The brain then sends a signal down the central nervous system and out to the peripheral nervous system. It goes out through the peripheral nervous system and to what, and to the muscle fiber. Now the muscle fiber has these tiny little myofilaments called what actin and myosin. Now there is a component called troponin that sits in between. So kind of like the little guys don't fight or they don't stick to each other and they don't have that contraction. Now, when the signal is sent down, it reacts to calcium. Now calcium should be in every cell of your body. So how important is calcium now? How isn't it interesting that we're talking about movement, but yet now movement has to do with what nutrition, in fact, every single time, your muscle contracts, you need to have calcium available. In fact, if you don't have calcium available in your muscle tissue, guess what your body does.

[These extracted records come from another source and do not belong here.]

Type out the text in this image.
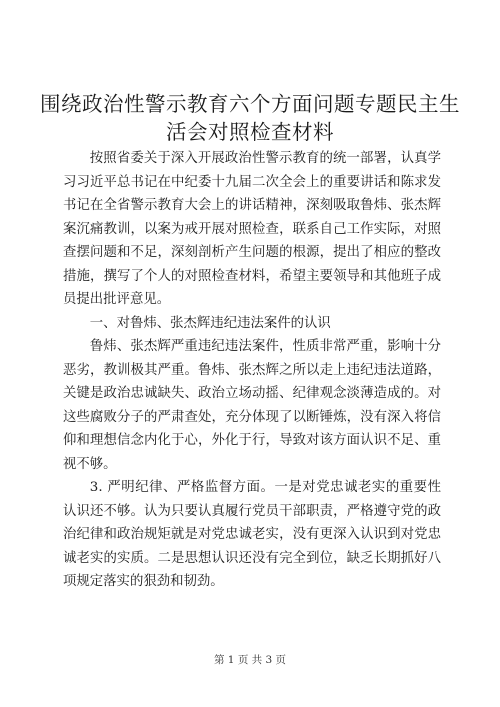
围绕政治性警示教育六个方面问题专题民主生活会对照检查材料

按照省委关于深入开展政治性警示教育的统一部署，认真学习习近平总书记在中纪委十九届二次全会上的重要讲话和陈求发书记在全省警示教育大会上的讲话精神，深刻吸取鲁炜、张杰辉案沉痛教训，以案为戒开展对照检查，联系自己工作实际，对照查摆问题和不足，深刻剖析产生问题的根源，提出了相应的整改措施，撰写了个人的对照检查材料，希望主要领导和其他班子成员提出批评意见。

一、对鲁炜、张杰辉违纪违法案件的认识

鲁炜、张杰辉严重违纪违法案件，性质非常严重，影响十分恶劣，教训极其严重。鲁炜、张杰辉之所以走上违纪违法道路，关键是政治忠诚缺失、政治立场动摇、纪律观念淡薄造成的。对这些腐败分子的严肃查处，充分体现了以断锤炼，没有深入将信仰和理想信念内化于心，外化于行，导致对该方面认识不足、重视不够。

3. 严明纪律、严格监督方面。一是对党忠诚老实的重要性认识还不够。认为只要认真履行党员干部职责，严格遵守党的政治纪律和政治规矩就是对党忠诚老实，没有更深入认识到对党忠诚老实的实质。二是思想认识还没有完全到位，缺乏长期抓好八项规定落实的狠劲和韧劲。

第 1 页 共 3 页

It actually leeches it from your bones, from your bones. Now that's also called when you leech calcium from your bones and your bones become brittle, it's called what osteoporosis. So it's interesting that you would have thought that a contraction of a muscle can actually lead to osteoporosis interesting mindset, right? Once again, trying to give you big picture and break it down into its little as parts and put it all together. So as the nerve signal goes down through the central nervous system, goes out to the peripheral nervous system. The peripheral nervous system goes out to what, to the nerve, uh, to the muscle cell, to the muscle fiber, and now contracts. Now, as it's contracting, what does it do? It, it hits up the calcium. Now calcium goes from a normal ion to a two plus ion meanings, very, very attractive. And it's so attractive that it pulls the troponin out of the way.

And as it pulls the troponin out of the way, the actin and the myosin slide, another and contract, and that's called the sliding filament theory. Now, along the actin and along the myosin, there are little connection points and that is called what the crossbridge. Now the more cross bridges that you create, the higher ability that the muscle has to contract more force. Okay. So the more, but the more cross bridges, the greater the force. Now let's start that all over again. So before we move in any direction, before we contract any muscle, the brain sends a signal down the central nervous system. The central nervous system is connected to the what, peripheral nervous system. It goes out the peripheral nervous system into the muscle fiber. The muscle fiber then what, reacts with the calcium, the calcium becomes two plus ions, which becomes so attractive that it pulls the troponin out of the way so that what, the actin and myosin can slide and contract.

Funny isn't it? Funny how nutrition has to do with what, with physiology and physiology has to do with kinesiology, and kinesiology has to do with anatomy and anatomy. It all goes as one. So once again, I just wanted to give you a little feedback on the process and understand that everything has its place. Everything has its place. And so if you don't understand one reaction to the next, the next and how the sciences, uh, basically work together, then you don't really understand how to use it. Practically. Remember, our whole thing is about function, function, how our body functions, how to train functionally, how it all works together in a holistic manner. Well, I hope that helped for today. Take care. God bless.